Believe what you want doesn't really matter to me. The real question is how you turned your bindings into flame. Was it some kind of meat-magic or are you not a full human meat? Muffles shook her head.

"My dad is big into experimenting and he made a serum that made me part wyvern. He tried dragon DNA with my older brother but I guess even the smallest amount of dragon DNA is too much for humans. So I got stuck with wyvern organs and blood."

Hmm, Muffles looked like a human and to be frank Amora isn't one for mad scientists. She liked everything pure blooded although now that he thought about it the spider with the torso of a human shouldn't exist either. Not because it was impossible but because Amora would have killed whomever tainted her pure creatures.

"You keep bringing up this Amora who are they?"

Just some crazy lady that doesn't know how to take criticism, it's not worth getting into right now. The important question is what else can you do? And why do you look human if you're part wyvern?

"My dad wanted me to get him stuff that only humans can get so I'm 90 percent human with just a bit of wyvern mixed in. Really I can only breath a bit of fire before I'm out for the day. Outside of that my skin is also resistant but without scales I would get burned eventually."

So you can't fly?

"Nope"

How about claws got any claws? Muffles held up her dirt covered hands. Despite their lack of cleanliness they were in fact just a couple of lame hands, no talons or even long fingernails. Do you have extra stomachs or sharper teeth or even a tail? She shook her head. So fire and don't get burned easily, that is pretty lame.

"I mean my hair is also red."

That's lame muffles.

"Yea I think so too." She answered defeated, taking a seat next to me on a nearby rock.

"How about you, do you do anything?"

Of course Muffles I am truly amazing for you see I can talk. In fact I am the best talking sword ever made. You will also find I am incredibly humble, probably the most humble sentient being in existence. So humble that I can admit that at the end of the day I'm just a sword. A sword that can't be broken of course and can do one or two things your average sword can't. But alas if one were to ignore all the amazing things I can do at the end of it all I'm just a normal awesome beautiful sword. And despite my many amazing feats and splendor I can't walk which sucks. She nodded sympathetically, just a couple of tools hanging out in a cave, but just remember I was the cooler tool that's very important.

Hey muffles don't you have to escape or something?

"I don't know how to get out and I already looked down the other paths, they're filled with webs. I couldn't make it very far even if I tried."

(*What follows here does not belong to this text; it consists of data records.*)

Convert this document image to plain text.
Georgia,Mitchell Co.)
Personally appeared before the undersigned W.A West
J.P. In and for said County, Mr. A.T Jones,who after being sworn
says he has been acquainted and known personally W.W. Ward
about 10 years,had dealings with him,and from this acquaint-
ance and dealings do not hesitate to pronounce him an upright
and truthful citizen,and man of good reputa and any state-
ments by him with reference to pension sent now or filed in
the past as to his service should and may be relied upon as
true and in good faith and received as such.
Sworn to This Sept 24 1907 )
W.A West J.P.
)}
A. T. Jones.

That sucks, I would help out but well ya know rock legs you get it.

"Yeah, hey wait if I had you could I cut through a spider?"

An amusing thought muffles but I doubt you have the strength to lift me from this rock even at my normal weight. I was nice enough not to mention she looked like a twig.

"Well I could try."

Very well Muffles but put the webs on me back when you fail they are a nice little blanket. Putting her grubby hand on my hilt she lifted and like butter slipped me out huh, guess I wasn't stuck all that deep after all.

I was just as shiny as I expected not even a hint of rust could be seen. Muffles held me up like a hero would at the end of a long battle. I could already see her taking me out of this cave. Me shining in the sunlight illuminating the world around me in my grandiose aura of greatness and her …uhh walking and more importantly admiring my amazingness. ONWARDS MY LEGS WE HAVE A WORLD TO SEE.